Autolysis of the liver is carried out at a temperature of 70 ^o C for 40 minutes (without stirring).

 The yield of crude fat is 8.4 kg or 91.3% of the total fat.

 CN = 14. The amount of sodium alkali with a 5% excess is 0.088 kg.

 0.1 kg of bleaching clay was taken, which is approximately 1.5% by weight of fat.
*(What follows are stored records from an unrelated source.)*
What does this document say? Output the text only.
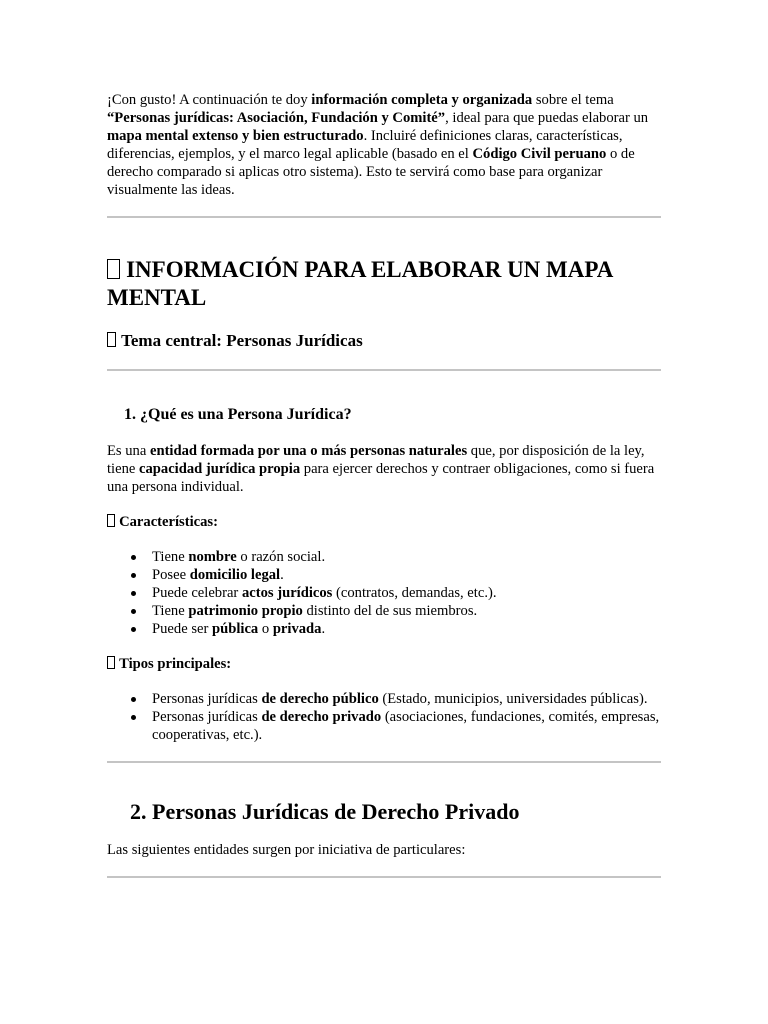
¡Con gusto! A continuación te doy información completa y organizada sobre el tema “Personas jurídicas: Asociación, Fundación y Comité”, ideal para que puedas elaborar un mapa mental extenso y bien estructurado. Incluiré definiciones claras, características, diferencias, ejemplos, y el marco legal aplicable (basado en el Código Civil peruano o de derecho comparado si aplicas otro sistema). Esto te servirá como base para organizar visualmente las ideas.

INFORMACIÓN PARA ELABORAR UN MAPA MENTAL
Tema central: Personas Jurídicas
1. ¿Qué es una Persona Jurídica?

Es una entidad formada por una o más personas naturales que, por disposición de la ley, tiene capacidad jurídica propia para ejercer derechos y contraer obligaciones, como si fuera una persona individual.

Características:

Tiene nombre o razón social.
Posee domicilio legal.
Puede celebrar actos jurídicos (contratos, demandas, etc.).
Tiene patrimonio propio distinto del de sus miembros.
Puede ser pública o privada.

Tipos principales:

Personas jurídicas de derecho público (Estado, municipios, universidades públicas).
Personas jurídicas de derecho privado (asociaciones, fundaciones, comités, empresas, cooperativas, etc.).
2. Personas Jurídicas de Derecho Privado

Las siguientes entidades surgen por iniciativa de particulares:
Received refined crab fat, kg: 6.0
The output calculated on the fat content in the liver,%: 65.2
Refined Crab Fat Characteristics:
Cf, mg KOH / g fat: 1.1;
The total content of the main OMEGA-3 fatty acids - eicosapentaenoic and docosahexaenoic (of the total amount of fatty acids),%: 12.2;
Brown colour;
transparency: transparent;
smell: sea grass;
Flavor: Fish oil without rancidity.

 In Russia, there is an acute shortage of their own inexpensive medicines, which is why this invention is an important link in the national program to saturate the market with healthy products, and also allows solving problems of increasing the efficiency of use of the extracted marine resources with significant savings in reagents, electricity and labor.

Claims (1)

A method of obtaining fat from crab liver, including grinding the liver, the release of fat by autolysis at a temperature of 20 - 70 ^o C with stirring for 40 - 240 minutes, the separation of fat and its purification to obtain the target product.